Выбравшись за пределы Баттермира, Мэри остановилась, внимательно оглядев окрестности. Ей очень хотелось ощутить теплоту и нежность к этому маленькому мирку, затаившемуся в глубокой долине, среди высоких холмов. К ее родному дому, в котором, как признавал мистер Фентон, таилось истинное очарование волшебной сказки. Однако эти размышления нисколько не помогали. Она все никак не могла выкинуть из головы воспоминания о последнем разговоре со своим бывшим учителем. В их общении там, в укромном уголке на берегу озера, заключалось нечто тревожное, не дававшее ей покоя. Она, сама того не осознавая, пыталась вынудить его против воли сделать ей сердечное признание. А он, прекрасно видя это, повел себя благородно, проявив истинную доброту и даже виду не подав. А ведь за свою неумеренную дерзость она могла бы получить достаточно резкую отповедь, какой вполне заслуживала. Именно в таком свете она сейчас видела все происшедшее в тот вечер. И мысли о своем поведении лишь прибавляли ей смятения. Боль — вот что она испытывала теперь, как в тот раз, когда Том, везший на телеге сено из-за дальнего леса, сказал ей, будто бы она никогда его по-настоящему и не любила. Должно быть, дьявол бродил поблизости и, улучив момент, запустил в нее свои когти, поселив в душе тревогу и сомнения, избавиться от которых не помогали даже беспрестанные молитвы. Казалось бы, у нее нет причин роптать. И все же сейчас ее одолевали зависть, сожаления, стыд. Никакое июльское солнце не могло бы сравниться с тем нестерпимым жаром, что жег ее изнутри, однако Мэри даже самой себе стеснялась признаться в такой слабости. Она не понимала причины подобных чувств. Ей все равно не избежать замужества. Рано или поздно это должно будет случиться. А если нет? Если ей не суждено создать семью? В чем же тут позор? Она никогда раньше не придавала особого значения этому событию, так стоит ли беспокоиться об этом и впредь?
Такие размышления и короткая передышка на некоторое время успокоили ее тревоги и даже подарили несколько минут облегчения. Однако вскоре Мэри снова принялась мучить себя сожалениями о прошлом.

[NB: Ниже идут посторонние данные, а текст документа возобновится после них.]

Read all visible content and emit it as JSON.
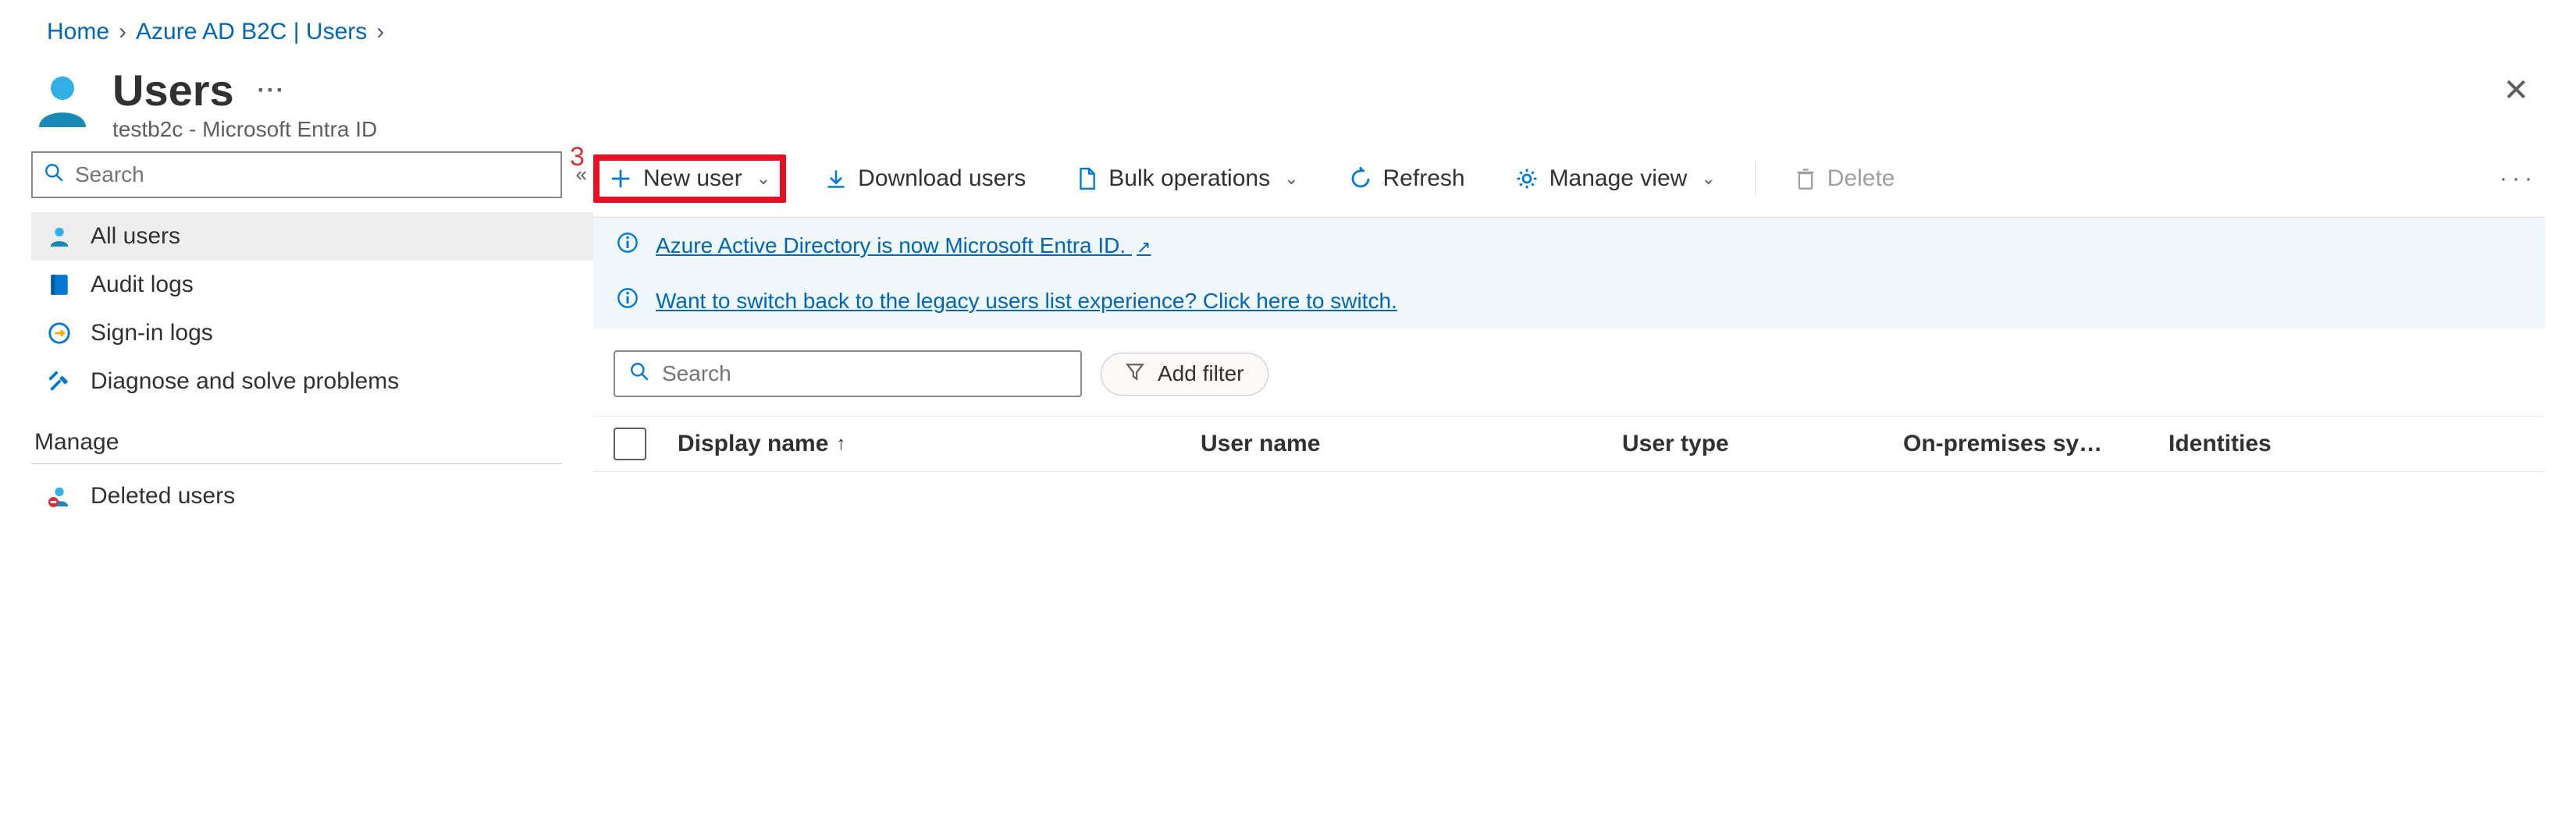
{
  "breadcrumb": {
    "items": [
      "Home",
      "Azure AD B2C | Users"
    ]
  },
  "header": {
    "title": "Users",
    "subtitle": "testb2c - Microsoft Entra ID"
  },
  "callout": {
    "number": "3"
  },
  "sidebar": {
    "search_placeholder": "Search",
    "items": [
      {
        "label": "All users",
        "selected": true
      },
      {
        "label": "Audit logs"
      },
      {
        "label": "Sign-in logs"
      },
      {
        "label": "Diagnose and solve problems"
      }
    ],
    "section_label": "Manage",
    "manage_items": [
      {
        "label": "Deleted users"
      }
    ]
  },
  "toolbar": {
    "new_user": "New user",
    "download_users": "Download users",
    "bulk_ops": "Bulk operations",
    "refresh": "Refresh",
    "manage_view": "Manage view",
    "delete": "Delete"
  },
  "banners": {
    "rename": "Azure Active Directory is now Microsoft Entra ID.",
    "legacy": "Want to switch back to the legacy users list experience? Click here to switch."
  },
  "filter": {
    "search_placeholder": "Search",
    "add_filter": "Add filter"
  },
  "table": {
    "columns": {
      "display_name": "Display name",
      "user_name": "User name",
      "user_type": "User type",
      "on_prem": "On-premises sy…",
      "identities": "Identities"
    },
    "rows": []
  }
}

Она торопливо шла сквозь лес, раскинувшийся по склонам и вершинам высоких холмов. Ей не терпелось повидаться с Китти, и корзинка ее сегодня была загружена товаром, как никогда. Впрочем, товар этот, по понятиям ее отца, был и вовсе бросовым, о котором и беспокоиться-то не приходилось.
Лес подействовал на Мэри успокаивающе: звуки, со всех сторон долетавшие до ее слуха, отвлекали от мрачных мыслей. Трели птиц, журчание ручейков, шорох заячьих и лисьих лап в траве, но кроме того, откуда-то издали доносился равномерный стук топора и множество самых разных свидетельств обитания в этих краях других диких существ, скрывавшихся в подлеске. Мэри взлетела на холм с такой легкостью, с какой несется парусник под напором попутного ветра.